Before she could respond, he turned and began walking away, his footsteps echoing off the stone walls. At the corner, he paused and looked back.
"Train hard, Kaela Varn. Learn to control that veil magic before it controls you. And try not to get yourself killed in the next few weeks,I'd hate to see potential wasted on pride."
Then he was gone, leaving her alone in the corridor with more questions than answers and the uncomfortable realization that Dagon Vale saw her more clearly than she saw herself.
That night, she practiced her veil magic in the privacy of her room, trying to understand the power that had manifested so suddenly. She held her hand up to the candlelight and concentrated, feeling for the strange shimmer that had hidden her blade during the sparring match.
Nothing happened.
She tried again, focusing harder, reaching for whatever instinct had guided her in the training yard. Still nothing.

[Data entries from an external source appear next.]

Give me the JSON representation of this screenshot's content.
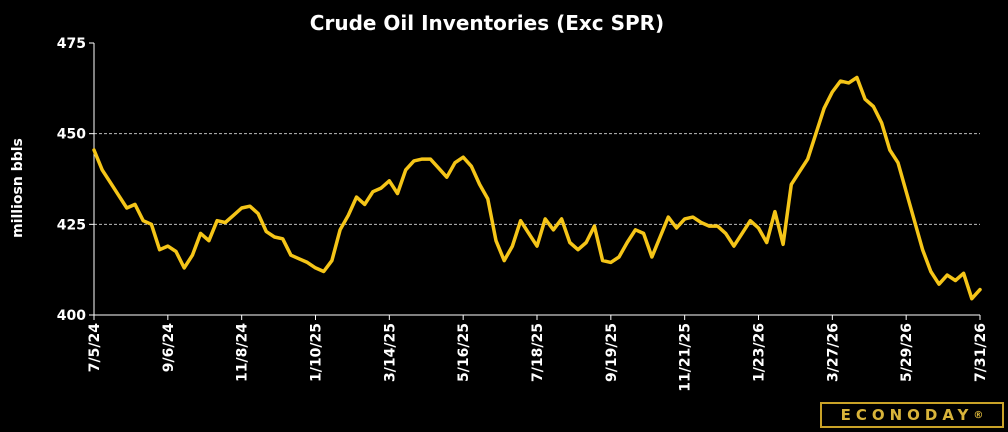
{
  "chart_data": {
    "type": "line",
    "title": "Crude Oil Inventories (Exc SPR)",
    "ylabel": "milliosn bbls",
    "ylim": [
      400,
      475
    ],
    "yticks": [
      400,
      425,
      450,
      475
    ],
    "grid": "horizontal dashed at 425 and 450",
    "line_color": "#f5c518",
    "xtick_labels": [
      "7/5/24",
      "9/6/24",
      "11/8/24",
      "1/10/25",
      "3/14/25",
      "5/16/25",
      "7/18/25",
      "9/19/25",
      "11/21/25",
      "1/23/26",
      "3/27/26",
      "5/29/26",
      "7/31/26"
    ],
    "series": [
      {
        "values": [
          445.5,
          440,
          436.5,
          433,
          429.5,
          430.5,
          426,
          425,
          418,
          419,
          417.5,
          413,
          416.5,
          422.5,
          420.5,
          426,
          425.5,
          427.5,
          429.5,
          430,
          428,
          423,
          421.5,
          421,
          416.5,
          415.5,
          414.5,
          413,
          412,
          415,
          423.5,
          427.5,
          432.5,
          430.5,
          434,
          435,
          437,
          433.5,
          440,
          442.5,
          443,
          443,
          440.5,
          438,
          442,
          443.5,
          441,
          436,
          432,
          420.5,
          415,
          419,
          426,
          422.5,
          419,
          426.5,
          423.5,
          426.5,
          420,
          418,
          420,
          424.5,
          415,
          414.5,
          416,
          420,
          423.5,
          422.5,
          416,
          421.5,
          427,
          424,
          426.5,
          427,
          425.5,
          424.5,
          424.5,
          422.5,
          419,
          422.5,
          426,
          424,
          420,
          428.5,
          419.5,
          436,
          439.5,
          443,
          450,
          457,
          461.5,
          464.5,
          464,
          465.5,
          459.5,
          457.5,
          453,
          445.5,
          442,
          434,
          426,
          418,
          412,
          408.5,
          411,
          409.5,
          411.5,
          404.5,
          407
        ]
      }
    ]
  },
  "logo": {
    "text": "ECONODAY",
    "mark": "®"
  }
}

It wasn't until she thought about Selene's cruel words, about the lie that painted her brother as a coward, that the power responded. Her hand seemed to blur at the edges, the candlelight bending around it like water around a stone.
Veil magic fed on emotion, she realized. On pain and anger and the need to hide from a world that wanted to hurt you. It was protection and camouflage all at once, the power to become invisible when visibility meant death.
But as she watched the light twist around her fingers, Kaela couldn't shake the feeling that this gift came with a price she didn't yet understand. Power always did, in the empire of Armathis.
Outside her window, snow began to fall, and somewhere in the academy's depths, she could hear the sound of steel against steel as the other students prepared for whatever tomorrow might bring.
The Reckoning was still months away, but already, she could feel its shadow growing longer.